Women carry much of the demographic cost inside the home. The Labour Force Survey found 117.4 million working-age people doing unpaid domestic and care work in 2024. Women made up 66.7 million of them. More births add cooking, cleaning, childcare and elder care hours. They cut paid work, household income and savings.

Bangladesh offers a useful regional comparison. World Bank data show that Bangladesh cut extreme poverty from 12.2 percent to 5.6 percent and moderate poverty from 37.1 percent to 18.7 percent between 2010 and 2022. Smaller families gave parents more money and time to each child. Garment jobs, girls’ schools, rural health workers, NGOs, remittances and exports then turned that room into wages.

Here it is pertinent to acknowledge that fewer births create no factory and no income-generating opportunity. But they create room for policies and plans to work.

Pakistan can still use its young population. It needs to focus on sectors that hire millions of people. World Bank president Ajay Banga has said Pakistan must create 2.5 million to 3 million jobs a year or 25 million to 30 million jobs over a decade. The sectors he identified as critical for employment included infrastructure, primary healthcare, tourism and small-scale agriculture.

That is easier said than done. The scarcity of resources at home is a push factor. Many emigrate in search of greener pastures.

Migration can add income when workers leave with skills and rights. Pakistan registered 762,499 workers for overseas employment in 2025. NAVTTC, provinces and recruiters should train nurses, electricians, welders, drivers, caregivers, hotel staff and solar technicians for named labour markets. They should also build a cadre of digitally literate service workers for remote accounts, coding support, design, marketing, logistics and repair platforms. A worker who leaves with a certificate and enforceable contract raises family income.
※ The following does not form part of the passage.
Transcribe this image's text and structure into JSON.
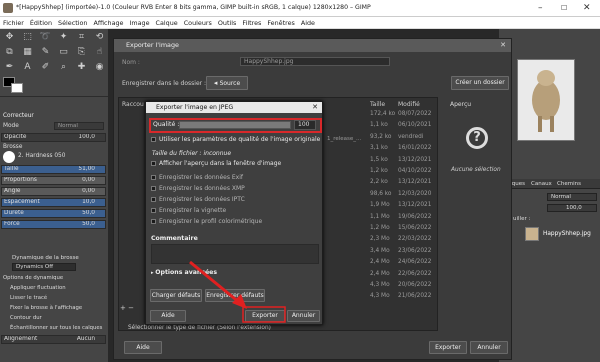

The Council of Common Interests should approve a ten-year population and productivity compact before the next NFC Award. The compact should link part of federal transfers to verified gains in the poorest districts: fewer reproductive health gaps; more girls in secondary school; more children screened for stunting; and more young people placed in certified apprenticeships. Provinces should publish their performance by tehsil every year. Independent impact assessment agencies should verify results using district-level data and use the data to identify how to balance population growth and income growth.

Until such a balance is achieved, families should choose fewer births.